As I noted in a previous post, I'm in California right now. I love California, and while it may have as many faults as an area full of humanity would be expected to posess, I enjoy the vibe of this state alot. It's also a great break from the bleak, wet depressiveness of Seattle.
While I was on the train ride from Seattle to San Francisco (Oakland to be more precise), I got to talking to a very interesting man sitting across from me. Well up in years, he was dressed and looked like just about any other aging American male and had the kind of dark wit that many older American males have. After talking for a while, I learned that he was actually a German American who had arrived in America after World War II.
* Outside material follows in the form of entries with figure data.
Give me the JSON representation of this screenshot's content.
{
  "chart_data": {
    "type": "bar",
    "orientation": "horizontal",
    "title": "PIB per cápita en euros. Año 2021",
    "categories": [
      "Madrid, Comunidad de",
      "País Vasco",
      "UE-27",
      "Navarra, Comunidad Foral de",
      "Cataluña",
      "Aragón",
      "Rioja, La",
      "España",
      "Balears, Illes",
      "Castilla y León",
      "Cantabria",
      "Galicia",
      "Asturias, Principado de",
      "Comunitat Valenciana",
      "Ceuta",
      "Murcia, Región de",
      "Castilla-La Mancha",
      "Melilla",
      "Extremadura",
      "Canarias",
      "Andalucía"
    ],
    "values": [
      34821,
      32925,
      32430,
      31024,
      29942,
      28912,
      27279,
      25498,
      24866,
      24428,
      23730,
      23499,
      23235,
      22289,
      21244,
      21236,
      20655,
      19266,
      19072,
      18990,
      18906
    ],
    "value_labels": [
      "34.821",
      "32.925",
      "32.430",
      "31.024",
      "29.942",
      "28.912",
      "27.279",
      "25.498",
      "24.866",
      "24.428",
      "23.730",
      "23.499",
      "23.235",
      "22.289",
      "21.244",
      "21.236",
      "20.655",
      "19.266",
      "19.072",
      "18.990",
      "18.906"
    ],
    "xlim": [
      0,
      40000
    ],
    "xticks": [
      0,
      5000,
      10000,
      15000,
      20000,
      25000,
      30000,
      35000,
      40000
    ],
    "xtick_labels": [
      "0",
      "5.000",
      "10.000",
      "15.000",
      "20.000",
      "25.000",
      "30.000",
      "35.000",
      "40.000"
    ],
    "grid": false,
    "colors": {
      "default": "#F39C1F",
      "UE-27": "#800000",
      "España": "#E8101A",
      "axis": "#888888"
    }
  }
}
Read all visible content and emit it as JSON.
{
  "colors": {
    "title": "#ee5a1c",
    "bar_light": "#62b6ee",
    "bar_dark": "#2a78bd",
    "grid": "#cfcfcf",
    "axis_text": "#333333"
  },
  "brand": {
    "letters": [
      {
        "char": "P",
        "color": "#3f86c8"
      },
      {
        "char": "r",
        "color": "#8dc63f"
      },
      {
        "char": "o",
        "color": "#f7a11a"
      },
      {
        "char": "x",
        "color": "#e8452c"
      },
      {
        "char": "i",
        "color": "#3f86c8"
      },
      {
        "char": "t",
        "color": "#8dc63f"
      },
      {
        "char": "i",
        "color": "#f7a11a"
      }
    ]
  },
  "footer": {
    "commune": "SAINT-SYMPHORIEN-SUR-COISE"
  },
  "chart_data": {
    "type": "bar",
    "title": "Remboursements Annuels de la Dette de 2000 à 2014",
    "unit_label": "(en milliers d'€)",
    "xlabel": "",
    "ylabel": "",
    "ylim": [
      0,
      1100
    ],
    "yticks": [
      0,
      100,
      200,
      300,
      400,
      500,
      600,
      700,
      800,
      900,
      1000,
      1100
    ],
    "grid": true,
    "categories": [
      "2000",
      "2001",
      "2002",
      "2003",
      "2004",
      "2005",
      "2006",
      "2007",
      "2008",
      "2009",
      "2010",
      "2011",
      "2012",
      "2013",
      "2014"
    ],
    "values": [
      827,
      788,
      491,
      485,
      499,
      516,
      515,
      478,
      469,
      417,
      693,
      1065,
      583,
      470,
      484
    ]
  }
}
I couldn't make sense of alot of it because the train setting made it a little difficult to understand each other at times, but I still learned much of his history. He was about fifteen when the war ended, and had never seen any combat but had been enlisted by the Nazis. His family was in Ukraine, and by 1952 he was allowed to come to America as a "D.P." (Displaced Person). When he came, he didn't know how to speak a lick of English, and according to him, he learned what many words were from the Sears catalog, where the meanings of item were spelled out quite bluntly.
I noticed that the man still had an accent, which he preferred to describe this way: "Yes, I still have an accident - Oh, I mean accent!"
The number of people alive who experienced the second world war is getting smaller and smaller each day, and it was a blessing to be able to meet one of these men.